Malgré les exigences de sa star, le film tourne à plein régime. L’attaque du Queen Mary par un U-Boot reste une idée aussi invraisemblable qu’originale, et l’on ajoutera que la partition musicale, adaptée de Duke Ellington, est absolument formidable. Le Hold-up du siècle, c’est du vrai cinéma du samedi soir : improbable, bancal parfois, mais diablement divertissant.
Fernand Garcia

Le Hold-up du siècle est proposé par Rimini Éditions avec, en complément, une présentation du film par Alexandre Clément, écrivain, essayiste, spécialiste du roman noir et du film noir. Une analyse de la carrière de Frank Sinatra et un retour détaillé sur le film (27 minutes).
Le Hold-Up du siècle (Assault on a Queen), un film de Jack Donohue avec Frank Sinatra, Virna Lisi, Anthony Franciosa, Richard Conte, Alf Kjellin, Errol John, Murray Matheson, Reginald Denny, John Warburton, Lester Matthews, Val Avery… Scénario : Rod Sterling d’après le roman de Jack Finney.
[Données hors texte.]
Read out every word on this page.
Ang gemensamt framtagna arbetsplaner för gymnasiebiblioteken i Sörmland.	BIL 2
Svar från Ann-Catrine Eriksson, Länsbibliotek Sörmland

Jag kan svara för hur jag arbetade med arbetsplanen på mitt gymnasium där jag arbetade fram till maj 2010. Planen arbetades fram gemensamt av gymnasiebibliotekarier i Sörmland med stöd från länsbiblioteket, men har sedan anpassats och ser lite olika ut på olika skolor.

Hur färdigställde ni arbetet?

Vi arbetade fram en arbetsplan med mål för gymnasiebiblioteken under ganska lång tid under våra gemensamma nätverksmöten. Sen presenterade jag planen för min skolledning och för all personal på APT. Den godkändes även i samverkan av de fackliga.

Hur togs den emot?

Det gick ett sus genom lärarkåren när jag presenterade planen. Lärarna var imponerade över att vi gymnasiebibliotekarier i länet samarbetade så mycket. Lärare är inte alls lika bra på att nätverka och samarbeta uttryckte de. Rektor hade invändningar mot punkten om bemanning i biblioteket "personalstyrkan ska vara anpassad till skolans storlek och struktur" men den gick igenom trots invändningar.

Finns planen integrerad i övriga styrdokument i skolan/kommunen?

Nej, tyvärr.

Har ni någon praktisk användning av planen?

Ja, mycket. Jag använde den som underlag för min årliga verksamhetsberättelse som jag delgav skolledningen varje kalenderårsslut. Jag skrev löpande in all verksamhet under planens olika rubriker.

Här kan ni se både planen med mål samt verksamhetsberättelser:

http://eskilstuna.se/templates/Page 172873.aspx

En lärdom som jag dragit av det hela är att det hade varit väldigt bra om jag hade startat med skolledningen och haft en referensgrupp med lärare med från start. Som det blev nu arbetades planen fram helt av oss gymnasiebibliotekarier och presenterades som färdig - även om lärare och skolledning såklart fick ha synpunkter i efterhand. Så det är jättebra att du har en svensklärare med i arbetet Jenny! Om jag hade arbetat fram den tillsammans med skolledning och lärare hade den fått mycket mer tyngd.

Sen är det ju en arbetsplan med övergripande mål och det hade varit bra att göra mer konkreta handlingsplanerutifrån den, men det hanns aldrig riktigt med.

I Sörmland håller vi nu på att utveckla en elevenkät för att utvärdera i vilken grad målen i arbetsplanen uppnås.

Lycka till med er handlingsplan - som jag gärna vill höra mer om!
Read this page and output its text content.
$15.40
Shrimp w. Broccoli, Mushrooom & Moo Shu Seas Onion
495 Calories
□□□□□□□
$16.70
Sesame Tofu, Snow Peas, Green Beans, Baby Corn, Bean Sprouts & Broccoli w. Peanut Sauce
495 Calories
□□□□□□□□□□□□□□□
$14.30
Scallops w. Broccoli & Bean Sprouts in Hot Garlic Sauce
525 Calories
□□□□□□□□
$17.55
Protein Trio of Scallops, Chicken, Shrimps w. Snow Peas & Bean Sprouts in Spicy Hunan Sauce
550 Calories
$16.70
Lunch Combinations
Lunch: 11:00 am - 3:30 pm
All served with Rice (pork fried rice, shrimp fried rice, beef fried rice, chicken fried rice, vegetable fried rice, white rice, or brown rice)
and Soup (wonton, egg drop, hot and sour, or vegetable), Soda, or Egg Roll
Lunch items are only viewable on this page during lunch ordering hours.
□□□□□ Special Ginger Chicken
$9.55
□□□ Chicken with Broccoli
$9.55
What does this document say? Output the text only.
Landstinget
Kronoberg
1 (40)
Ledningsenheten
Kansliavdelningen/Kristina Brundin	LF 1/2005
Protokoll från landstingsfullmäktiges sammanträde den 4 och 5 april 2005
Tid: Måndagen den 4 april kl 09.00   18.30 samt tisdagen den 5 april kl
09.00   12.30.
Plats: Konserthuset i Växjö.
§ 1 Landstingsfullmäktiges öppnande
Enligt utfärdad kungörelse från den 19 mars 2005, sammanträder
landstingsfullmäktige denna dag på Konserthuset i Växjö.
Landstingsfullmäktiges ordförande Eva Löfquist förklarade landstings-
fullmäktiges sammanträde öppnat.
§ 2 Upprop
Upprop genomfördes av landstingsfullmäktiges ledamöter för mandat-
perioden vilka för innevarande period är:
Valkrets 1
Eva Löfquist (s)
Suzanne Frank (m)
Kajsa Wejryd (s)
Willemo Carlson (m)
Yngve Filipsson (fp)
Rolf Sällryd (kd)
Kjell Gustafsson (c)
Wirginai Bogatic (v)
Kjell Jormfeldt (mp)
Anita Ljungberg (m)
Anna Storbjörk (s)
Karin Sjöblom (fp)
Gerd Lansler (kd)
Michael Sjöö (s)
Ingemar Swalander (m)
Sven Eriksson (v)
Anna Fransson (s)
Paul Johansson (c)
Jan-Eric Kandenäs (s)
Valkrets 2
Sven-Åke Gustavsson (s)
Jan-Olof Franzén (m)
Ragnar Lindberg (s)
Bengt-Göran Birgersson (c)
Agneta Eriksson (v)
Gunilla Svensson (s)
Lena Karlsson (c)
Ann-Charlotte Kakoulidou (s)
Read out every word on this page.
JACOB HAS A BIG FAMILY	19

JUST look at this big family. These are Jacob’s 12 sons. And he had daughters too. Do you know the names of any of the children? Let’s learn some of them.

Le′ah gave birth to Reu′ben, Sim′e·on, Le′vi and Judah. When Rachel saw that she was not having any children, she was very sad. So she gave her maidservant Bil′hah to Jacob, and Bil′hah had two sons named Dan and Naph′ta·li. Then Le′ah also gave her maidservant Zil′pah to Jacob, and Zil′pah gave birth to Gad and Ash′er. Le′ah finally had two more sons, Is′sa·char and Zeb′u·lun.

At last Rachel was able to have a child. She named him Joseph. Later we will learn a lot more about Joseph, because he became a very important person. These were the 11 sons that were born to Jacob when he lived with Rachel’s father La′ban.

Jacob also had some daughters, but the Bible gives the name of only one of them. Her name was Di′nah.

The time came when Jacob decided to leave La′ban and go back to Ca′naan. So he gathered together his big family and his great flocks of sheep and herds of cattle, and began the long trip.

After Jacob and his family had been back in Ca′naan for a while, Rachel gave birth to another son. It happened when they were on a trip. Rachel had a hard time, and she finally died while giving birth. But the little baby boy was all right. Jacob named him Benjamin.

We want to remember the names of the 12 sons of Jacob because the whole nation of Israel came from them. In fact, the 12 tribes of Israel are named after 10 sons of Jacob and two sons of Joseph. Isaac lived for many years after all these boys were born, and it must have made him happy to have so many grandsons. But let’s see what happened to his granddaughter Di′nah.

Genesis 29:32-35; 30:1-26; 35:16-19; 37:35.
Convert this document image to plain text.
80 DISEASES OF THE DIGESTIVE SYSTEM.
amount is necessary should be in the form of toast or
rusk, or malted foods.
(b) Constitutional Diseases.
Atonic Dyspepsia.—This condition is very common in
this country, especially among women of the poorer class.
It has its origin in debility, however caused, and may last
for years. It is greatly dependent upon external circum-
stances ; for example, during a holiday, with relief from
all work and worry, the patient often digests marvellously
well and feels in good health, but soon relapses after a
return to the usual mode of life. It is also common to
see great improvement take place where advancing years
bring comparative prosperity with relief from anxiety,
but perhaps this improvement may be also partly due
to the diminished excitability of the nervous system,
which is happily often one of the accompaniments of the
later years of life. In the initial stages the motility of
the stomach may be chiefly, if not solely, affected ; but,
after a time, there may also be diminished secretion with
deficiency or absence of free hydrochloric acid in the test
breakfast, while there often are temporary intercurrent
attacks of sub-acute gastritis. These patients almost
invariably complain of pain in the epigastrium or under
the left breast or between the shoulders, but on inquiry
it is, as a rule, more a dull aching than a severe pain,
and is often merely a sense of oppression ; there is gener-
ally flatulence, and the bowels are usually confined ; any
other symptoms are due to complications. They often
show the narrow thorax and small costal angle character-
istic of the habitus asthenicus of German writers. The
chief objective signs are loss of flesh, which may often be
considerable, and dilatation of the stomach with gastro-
Directeur de la photographie et producteur associé : William H. Daniels. Réalisateur 2e équipe : Robert D. Webb. Décors : Paul Groesse. Costume de Virna Lisi : Edith Head. FX : Lawrence W. Butler & Paul K. Lerpae. Montage : Archie Marshek. Musique : Duke Ellington. Orchestrations : Van Cleave. Producteur : William Goetz. Production : Seven Arts Productions – Sinatra Enterprises – Paramount Pictures. Etats-Unis. 1966. 1h46. Technicolor. Panavision. Format image : 2.35:1. 16/9e Son : Version originale avec sous-titres français et Version Française. DTS-HD (Blu-ray) et Dolby Audio (DVD) Dual Mono. Tous Publics.